There is a reason the blog entry was titled “The 11 Best Foods You Aren’t Eating:” The list included beets, swiss chard, pumpkin seeds, turmeric and, as mentioned previously, sardines, none of which are common American fare. Aside from cinnamon, cabbage seemed to be the food least likely to offend finicky palates. Yet apart from frightening fad diets of cabbage soup for all meals, or mayonnaise-drowned coleslaw at the occasional barbecue, my impression is that cabbage isn’t a food that regularly finds its way onto American plates. Rarely do you meet someone who claims that cabbage is her favorite food — far more commonly you meet people who complain that it smells bad or makes them gassy.

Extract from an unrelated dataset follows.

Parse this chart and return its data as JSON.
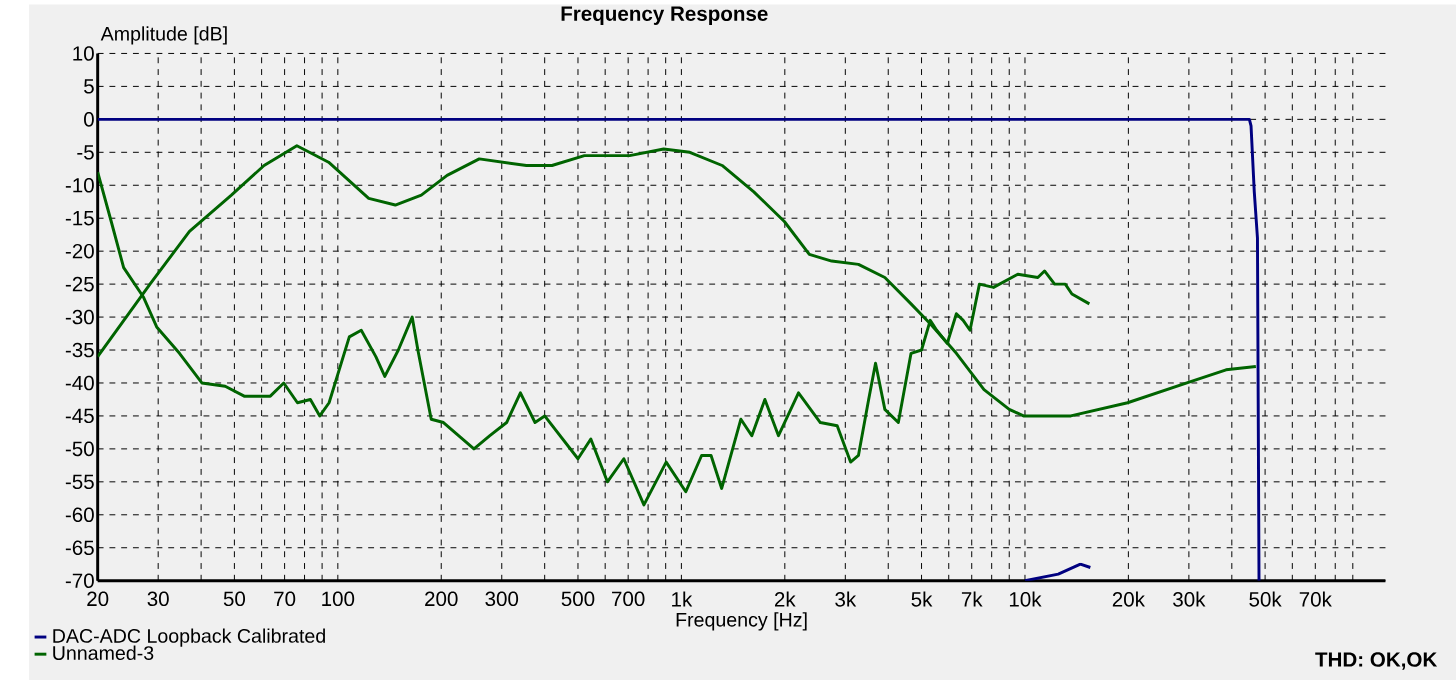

Now, I certainly wouldn’t go so far as to suggest that cabbage is my favorite food — truth be told, I don’t actually have a favorite food. But cabbage has proven itself to be an extremely versatile part of my diet. Even better, it’s inexpensive, and will keep for quite a long time if refrigerated.
So what, exactly, can you do with cabbage? One of the quickest and easiest ways I’ve found to enjoy cabbage is lightly steamed with salt and pepper. What could be easier? I just peel off some leaves, rinse them and then slice them into long, thin strips while the water in the steamer comes to a boil. Once the water is steaming, I put the covered steam basket full of sliced cabbage on top. The health benefits, as with many vegetables, decrease the longer the cabbage is cooked, so I don’t recommend steaming for more than five minutes. Personally, I like cabbage to retain a little crunch, but wilt just enough that it almost resembles an al dente noodle. Sometimes I drizzle a little olive oil on it, other times I season it with some sesame oil and rice vinegar, but it’s always simple, and always satisfying.
Stir-fried cabbage with rice is another favorite of mine. I happen to like a spicy garlic sauce with it, but the flavor of cabbage is light enough that it would probably pair well with a wide variety of sauces. If you use a store-bought stir-fry sauce, this method is extremely quick and simple. I start the rice about half an hour beforehand so that it’s ready when the cabbage is. I cut the cabbage the same way as when I steam it — it’s much easier to manage with chopsticks that way! — and heat the pan (or wok, if you have one) over medium heat with a little canola oil. Once the pan is hot, I toss in the cabbage and keep it moving with a wooden spatula so that it doesn’t scorch. Once the thinner pieces start to appear translucent, I turn down the heat and add the sauce. I then let it all simmer for another minute or two, stirring occasionally, being careful not to overcook the cabbage. Spoon it over some rice in a bowl and you’re set!
If you like cabbage raw, I highly recommend it in lieu of lettuce on sandwiches or chopped up and added to salads. Red cabbage is always a fun addition because of its brilliant purple color — that color also happens to be a natural pH indicator, so if you steam it, it will bleed some of that purple and turn the water exciting colors depending on the pH of the water. So whether you’re eating it, or just doing science experiments in your kitchen, the humble head of cabbage has a lot to offer.